Rail groups have also hampered Brussels’ efforts to try to allow passengers to buy tickets across different services from one operator.

In response, the commission said that it would propose a law in 2026 that would force operators to share data, making it easier for passengers to buy one ticket for a journey across the bloc using multiple different trains.

CER, the rail industry body, welcomed the plan, saying it could “revolutionise the way travel distances are perceived in Europe”.

To achieve the goal for high-speed rail, the commission estimated the required investment at €345bn. It said this would come from “more strategic” use of EU funds, national financing including money from the bloc’s emissions trading system, and “credible action to attract sufficient financial investment from the private sector”.

Brussels has proposed that funding for European transport infrastructure should be doubled in the bloc’s next seven-year budget, which starts in 2028. That would bring the amount dedicated to cross-border travel to €51.5bn if it is signed off by EU member states and the European parliament.

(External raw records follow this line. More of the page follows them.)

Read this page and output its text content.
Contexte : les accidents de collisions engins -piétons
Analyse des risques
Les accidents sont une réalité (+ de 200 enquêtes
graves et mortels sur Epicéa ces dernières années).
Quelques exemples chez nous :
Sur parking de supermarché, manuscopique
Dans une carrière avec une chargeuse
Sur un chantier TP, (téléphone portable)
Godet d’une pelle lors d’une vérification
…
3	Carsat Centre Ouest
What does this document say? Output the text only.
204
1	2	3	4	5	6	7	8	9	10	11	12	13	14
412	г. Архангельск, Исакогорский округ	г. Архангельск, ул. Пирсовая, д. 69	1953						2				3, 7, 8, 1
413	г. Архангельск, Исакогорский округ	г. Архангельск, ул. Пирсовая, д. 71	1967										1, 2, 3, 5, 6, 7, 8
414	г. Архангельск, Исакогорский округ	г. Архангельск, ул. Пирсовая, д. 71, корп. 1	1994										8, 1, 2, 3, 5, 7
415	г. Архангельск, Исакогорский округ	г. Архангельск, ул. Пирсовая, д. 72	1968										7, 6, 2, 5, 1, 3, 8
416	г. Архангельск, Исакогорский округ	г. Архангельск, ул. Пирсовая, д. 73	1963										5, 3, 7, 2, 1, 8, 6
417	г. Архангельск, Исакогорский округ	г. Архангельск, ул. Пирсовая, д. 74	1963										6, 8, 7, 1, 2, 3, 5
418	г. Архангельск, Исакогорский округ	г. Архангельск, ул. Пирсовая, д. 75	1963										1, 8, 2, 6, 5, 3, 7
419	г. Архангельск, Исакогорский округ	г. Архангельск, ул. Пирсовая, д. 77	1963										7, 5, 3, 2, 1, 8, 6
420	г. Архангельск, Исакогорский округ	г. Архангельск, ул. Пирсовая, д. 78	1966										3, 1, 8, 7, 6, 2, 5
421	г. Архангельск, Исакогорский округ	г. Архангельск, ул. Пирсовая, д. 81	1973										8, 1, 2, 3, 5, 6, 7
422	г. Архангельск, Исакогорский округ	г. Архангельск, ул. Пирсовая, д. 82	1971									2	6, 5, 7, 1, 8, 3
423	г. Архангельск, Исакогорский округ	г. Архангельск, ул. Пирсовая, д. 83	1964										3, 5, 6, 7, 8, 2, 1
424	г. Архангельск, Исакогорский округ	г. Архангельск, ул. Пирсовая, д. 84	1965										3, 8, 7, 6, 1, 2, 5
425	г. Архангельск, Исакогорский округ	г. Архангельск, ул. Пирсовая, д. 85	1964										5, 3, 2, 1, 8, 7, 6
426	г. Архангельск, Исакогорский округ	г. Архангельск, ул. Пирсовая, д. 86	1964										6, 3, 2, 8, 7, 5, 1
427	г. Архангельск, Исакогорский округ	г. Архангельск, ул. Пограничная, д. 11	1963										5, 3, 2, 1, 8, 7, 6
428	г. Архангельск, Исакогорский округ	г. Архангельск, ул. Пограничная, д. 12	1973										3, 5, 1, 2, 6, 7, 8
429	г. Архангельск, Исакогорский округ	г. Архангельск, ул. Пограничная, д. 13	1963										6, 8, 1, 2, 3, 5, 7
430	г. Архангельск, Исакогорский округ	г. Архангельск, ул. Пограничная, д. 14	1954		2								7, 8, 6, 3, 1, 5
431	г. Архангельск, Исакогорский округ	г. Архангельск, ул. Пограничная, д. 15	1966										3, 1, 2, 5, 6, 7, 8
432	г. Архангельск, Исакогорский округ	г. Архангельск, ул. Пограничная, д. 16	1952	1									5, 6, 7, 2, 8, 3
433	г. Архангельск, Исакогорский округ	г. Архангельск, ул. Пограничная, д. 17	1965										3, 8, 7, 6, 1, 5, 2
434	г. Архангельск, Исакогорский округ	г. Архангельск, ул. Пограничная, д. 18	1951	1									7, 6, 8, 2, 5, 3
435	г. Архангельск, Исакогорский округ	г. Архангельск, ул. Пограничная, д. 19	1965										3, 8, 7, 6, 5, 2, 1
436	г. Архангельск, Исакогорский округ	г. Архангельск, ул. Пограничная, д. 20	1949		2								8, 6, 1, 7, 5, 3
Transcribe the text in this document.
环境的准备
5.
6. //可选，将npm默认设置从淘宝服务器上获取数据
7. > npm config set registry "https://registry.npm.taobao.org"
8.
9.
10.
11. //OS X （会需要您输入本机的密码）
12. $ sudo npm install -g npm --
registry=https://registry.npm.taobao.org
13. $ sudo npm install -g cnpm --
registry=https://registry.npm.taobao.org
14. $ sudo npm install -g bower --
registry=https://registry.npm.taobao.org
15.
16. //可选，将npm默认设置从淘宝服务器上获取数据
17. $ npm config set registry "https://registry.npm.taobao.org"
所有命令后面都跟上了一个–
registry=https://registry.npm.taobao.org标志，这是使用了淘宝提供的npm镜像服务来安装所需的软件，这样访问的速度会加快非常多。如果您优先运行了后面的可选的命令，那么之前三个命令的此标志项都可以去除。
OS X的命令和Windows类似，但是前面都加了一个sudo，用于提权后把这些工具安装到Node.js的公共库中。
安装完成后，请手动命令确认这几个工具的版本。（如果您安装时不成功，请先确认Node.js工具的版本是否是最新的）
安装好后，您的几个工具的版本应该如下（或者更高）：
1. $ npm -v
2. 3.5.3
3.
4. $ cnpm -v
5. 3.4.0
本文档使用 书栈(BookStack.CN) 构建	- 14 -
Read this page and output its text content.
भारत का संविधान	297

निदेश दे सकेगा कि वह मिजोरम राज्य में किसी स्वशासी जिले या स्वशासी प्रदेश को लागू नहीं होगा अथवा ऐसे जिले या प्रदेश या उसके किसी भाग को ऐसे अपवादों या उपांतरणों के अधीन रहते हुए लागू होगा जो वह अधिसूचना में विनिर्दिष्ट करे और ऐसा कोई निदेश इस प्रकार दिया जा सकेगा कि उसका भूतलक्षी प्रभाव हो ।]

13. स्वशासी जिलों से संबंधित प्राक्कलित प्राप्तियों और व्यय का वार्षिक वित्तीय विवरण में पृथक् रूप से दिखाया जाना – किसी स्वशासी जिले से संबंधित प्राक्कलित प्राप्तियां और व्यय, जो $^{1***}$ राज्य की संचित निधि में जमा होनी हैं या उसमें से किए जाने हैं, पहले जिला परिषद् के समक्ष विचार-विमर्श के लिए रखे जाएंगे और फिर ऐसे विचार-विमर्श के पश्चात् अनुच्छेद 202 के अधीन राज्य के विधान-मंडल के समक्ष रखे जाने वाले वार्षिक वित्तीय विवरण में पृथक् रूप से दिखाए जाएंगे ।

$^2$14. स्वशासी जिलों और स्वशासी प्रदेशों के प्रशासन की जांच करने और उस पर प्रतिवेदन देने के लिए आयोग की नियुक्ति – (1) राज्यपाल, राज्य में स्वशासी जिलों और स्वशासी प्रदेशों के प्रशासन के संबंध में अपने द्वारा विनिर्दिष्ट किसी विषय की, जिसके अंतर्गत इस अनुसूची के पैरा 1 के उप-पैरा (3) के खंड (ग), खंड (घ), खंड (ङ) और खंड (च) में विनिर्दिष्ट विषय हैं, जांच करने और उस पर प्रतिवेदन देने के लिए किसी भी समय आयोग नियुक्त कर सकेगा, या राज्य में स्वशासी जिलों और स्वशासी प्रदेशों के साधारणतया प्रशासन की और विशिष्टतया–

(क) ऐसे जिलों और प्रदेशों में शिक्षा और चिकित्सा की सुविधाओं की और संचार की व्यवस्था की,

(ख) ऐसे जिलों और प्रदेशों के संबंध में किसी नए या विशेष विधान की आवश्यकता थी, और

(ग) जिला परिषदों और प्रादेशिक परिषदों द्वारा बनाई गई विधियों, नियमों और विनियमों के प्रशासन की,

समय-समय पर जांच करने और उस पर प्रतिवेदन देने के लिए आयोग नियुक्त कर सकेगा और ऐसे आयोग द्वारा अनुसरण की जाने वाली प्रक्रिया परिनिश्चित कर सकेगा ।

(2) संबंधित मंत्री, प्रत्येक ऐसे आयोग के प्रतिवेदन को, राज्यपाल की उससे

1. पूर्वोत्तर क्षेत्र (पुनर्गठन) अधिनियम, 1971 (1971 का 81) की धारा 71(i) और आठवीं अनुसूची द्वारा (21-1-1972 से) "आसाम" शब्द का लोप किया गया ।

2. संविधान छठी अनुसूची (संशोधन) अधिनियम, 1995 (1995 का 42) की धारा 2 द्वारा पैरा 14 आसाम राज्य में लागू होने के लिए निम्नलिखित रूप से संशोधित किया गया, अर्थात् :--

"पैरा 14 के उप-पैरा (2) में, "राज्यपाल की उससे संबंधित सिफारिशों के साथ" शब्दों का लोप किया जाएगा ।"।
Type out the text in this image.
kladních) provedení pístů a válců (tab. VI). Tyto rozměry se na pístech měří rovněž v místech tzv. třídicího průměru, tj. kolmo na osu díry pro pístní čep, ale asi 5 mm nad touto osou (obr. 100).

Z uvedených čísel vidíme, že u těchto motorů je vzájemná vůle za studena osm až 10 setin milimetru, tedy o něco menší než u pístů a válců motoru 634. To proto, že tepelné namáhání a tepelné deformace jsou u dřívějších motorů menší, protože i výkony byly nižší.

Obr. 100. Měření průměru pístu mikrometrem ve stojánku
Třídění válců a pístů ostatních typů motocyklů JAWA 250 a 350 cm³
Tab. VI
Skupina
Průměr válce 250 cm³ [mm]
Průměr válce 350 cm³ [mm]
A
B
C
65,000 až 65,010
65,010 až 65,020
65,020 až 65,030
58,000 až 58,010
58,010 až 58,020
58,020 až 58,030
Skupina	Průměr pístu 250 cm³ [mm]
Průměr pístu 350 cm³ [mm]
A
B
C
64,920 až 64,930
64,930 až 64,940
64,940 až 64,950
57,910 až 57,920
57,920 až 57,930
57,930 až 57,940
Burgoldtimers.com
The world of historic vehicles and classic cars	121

A high-speed network reaching speeds of 250km/h or more would require investment of €546bn, the commission said.

China’s high-speed network is designed to reach speeds that are more than 100km/h faster.

EU executive vice-president for cohesion Raffaele Fitto said that the rail industry was a strategic sector for the EU in which it still had global leadership.

“Global competitors are improving fast and we cannot afford to lose another strategic industry to Asia,” he said.

However, Jon Worth, an independent European rail analyst, said that the commission’s plan “doesn’t justify the name”.

“It’s more like a wish list,” he said. “It sets aspirations for 2035 and 2040, far enough in the future to mean no one can demand anything concrete now. It talks of financing infrastructure, but doesn’t explain how that will work. It mentions more rolling stock, but lacks detail about how to get it.

“The whole thing reads like a comfort blanket for the railway industry,” he added.